THE BAD NEWS BEARS — CLASSIC FILM PICK
Rife with every non-politically-correct social tic that '70s America had to offer, “The Bad News Bears” (1976) is a sports comedy that serves as a cultural benchmark. Everything from racial integration and feminism to immigration and the country’s lawsuit-happy tendencies weave their way into Bill Lancaster’s brilliant script. Mostly however, the story is about a group of young kids learning life lessons through playing the game of baseball under the guidance of a highly imperfect coach.

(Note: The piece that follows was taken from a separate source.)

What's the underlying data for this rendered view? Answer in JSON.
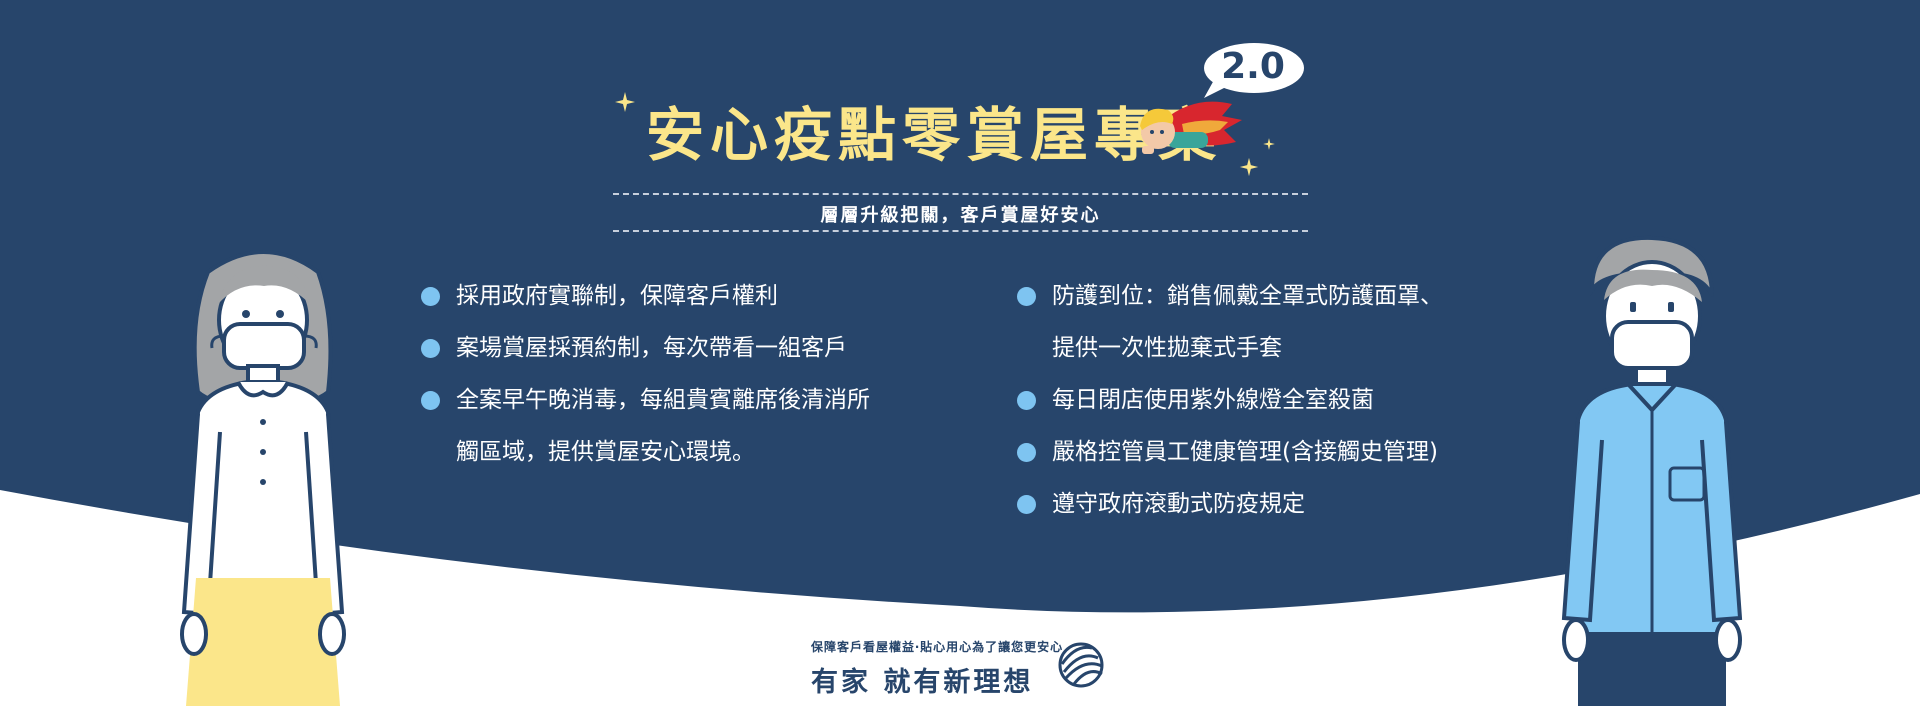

Walter Matthau’s no-nonsense Morris Buttermaker is a chain-smoking alcoholic pool cleaner living in Los Angeles. He drives an old beat-up Cadillac with the trunk taken off to accommodate his tools. Based on his penchant for mixing whisky with his beer, Boilermaker might just as well be his nickname. Walter Matthau’s nonchalant sense of comic timing is a beautiful thing. He makes every beat ring with truth and just the right tone of justifiable wit.

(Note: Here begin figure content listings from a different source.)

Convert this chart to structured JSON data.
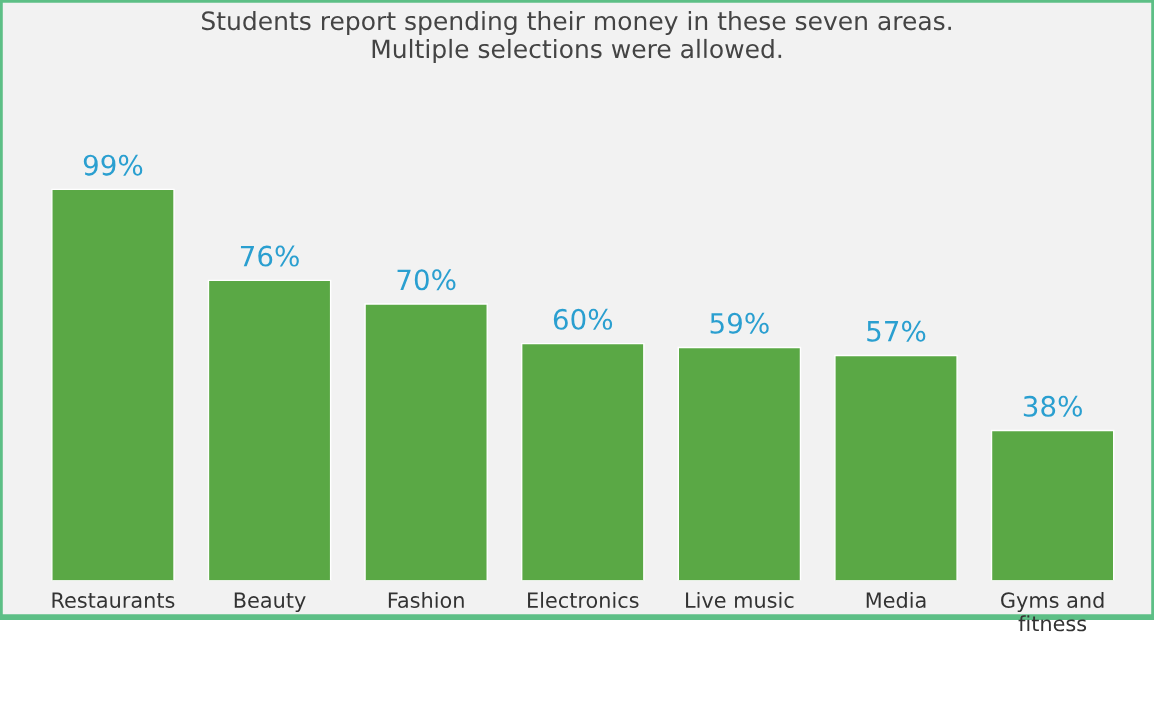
{
  "chart_data": {
    "type": "bar",
    "title": "Students report spending their money in these seven areas.\nMultiple selections were allowed.",
    "categories": [
      "Restaurants",
      "Beauty",
      "Fashion",
      "Electronics",
      "Live music",
      "Media",
      "Gyms and\nfitness"
    ],
    "values": [
      99,
      76,
      70,
      60,
      59,
      57,
      38
    ],
    "value_labels": [
      "99%",
      "76%",
      "70%",
      "60%",
      "59%",
      "57%",
      "38%"
    ],
    "color": "#5aa845",
    "grid": false,
    "legend": false
  }
}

His character’s reputation as a former minor-league pitcher of some renown brings Morris to the attention of Mr. Whitewood, a slimy city councilman with an axe to grind regarding his son Toby’s eligibility to play ball in the area’s competitive little league teams. Whitewood hires Morris under the table to coach a team of some of the worst child baseball players ever assembled. Morris initially takes his coaching duties with a grain of salt. But leading such a group of disadvantaged misfits does something to Morris after his Bears team is forced to forfeit their first game after the score goes to 26 – 0 against the Yankees. The Yankees’ mean-spirited coach Roy (deviously played by Vic Morrow) makes a taunting rival for Morris to prove himself against via his team’s race for the championship.

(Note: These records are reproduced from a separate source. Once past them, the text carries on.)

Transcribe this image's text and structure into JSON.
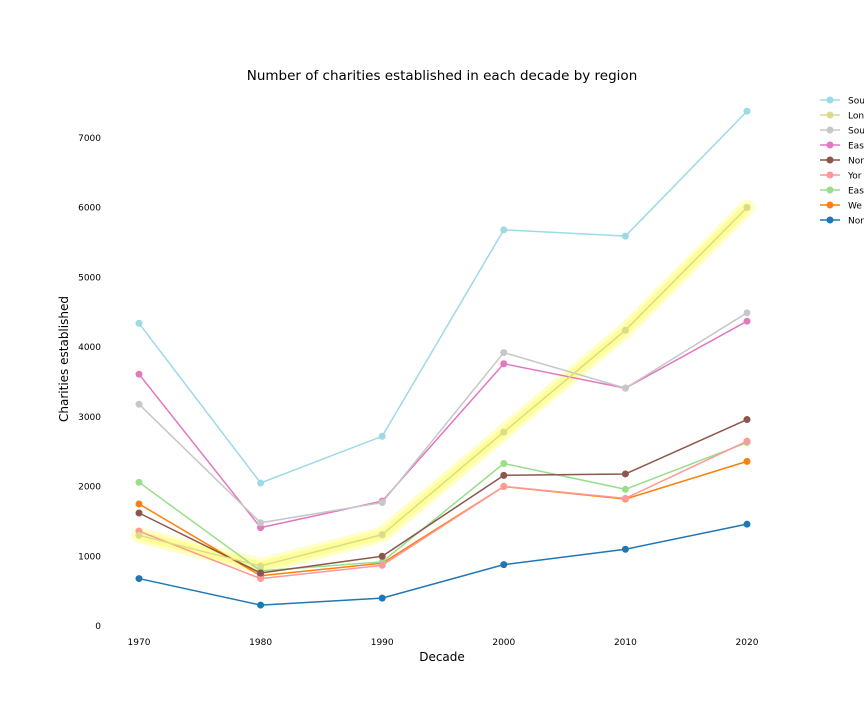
{
  "chart_data": {
    "type": "line",
    "title": "Number of charities established in each decade by region",
    "xlabel": "Decade",
    "ylabel": "Charities established",
    "x": [
      1970,
      1980,
      1990,
      2000,
      2010,
      2020
    ],
    "x_tick_labels": [
      "1970",
      "1980",
      "1990",
      "2000",
      "2010",
      "2020"
    ],
    "y_ticks": [
      0,
      1000,
      2000,
      3000,
      4000,
      5000,
      6000,
      7000
    ],
    "ylim": [
      0,
      7600
    ],
    "grid": false,
    "legend_position": "right",
    "highlight_series": "Lon",
    "highlight_color": "#ffff66",
    "series": [
      {
        "name": "Sou",
        "color": "#9edae5",
        "values": [
          4340,
          2050,
          2720,
          5680,
          5590,
          7380
        ]
      },
      {
        "name": "Lon",
        "color": "#dbdb8d",
        "values": [
          1300,
          860,
          1310,
          2780,
          4240,
          6000
        ]
      },
      {
        "name": "Sou",
        "color": "#c7c7c7",
        "values": [
          3180,
          1480,
          1770,
          3920,
          3410,
          4490
        ]
      },
      {
        "name": "Eas",
        "color": "#e377c2",
        "values": [
          3610,
          1410,
          1790,
          3760,
          3410,
          4370
        ]
      },
      {
        "name": "Nor",
        "color": "#8c564b",
        "values": [
          1620,
          760,
          1000,
          2160,
          2180,
          2960
        ]
      },
      {
        "name": "Yor",
        "color": "#ff9896",
        "values": [
          1360,
          680,
          870,
          2000,
          1830,
          2650
        ]
      },
      {
        "name": "Eas",
        "color": "#98df8a",
        "values": [
          2060,
          790,
          920,
          2330,
          1960,
          2630
        ]
      },
      {
        "name": "We",
        "color": "#ff7f0e",
        "values": [
          1750,
          720,
          900,
          2000,
          1820,
          2360
        ]
      },
      {
        "name": "Nor",
        "color": "#1f77b4",
        "values": [
          680,
          300,
          400,
          880,
          1100,
          1460
        ]
      }
    ]
  }
}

Director Michael Ritchie understands the thought processes of his cast of 12-year-olds. Patient attention is given to allowing the kids to voice their well-drawn personalities. The kids curse, call each other dirty names, fight, and try to prove themselves on the baseball field.
Tatum O’Neil is the movie’s secret weapon. Fresh off her Oscar win for her film-acting debut in “Paper Moon” (1973), O’Neil plays Amanda Whurlitzer, the daughter of a woman Morris used to date. Morris knows Amanda throws a mean curveball because he taught her how. He bribes her into pitching for the Bears by agreeing to pay for her ballet lessons. Tatum O’Neil attacks her scenes with a determined poise that shines opposite Matthau’s leathery delivery. Acting magic happens. Jackie Earle Haley makes an impression as the neighborhood tough kid who Morris plots to get on his team.
“The Bad News Bears” is an entertaining example of the kinds of freedoms kids in the ‘70s took for granted. It’s also one of the best sports comedies ever made.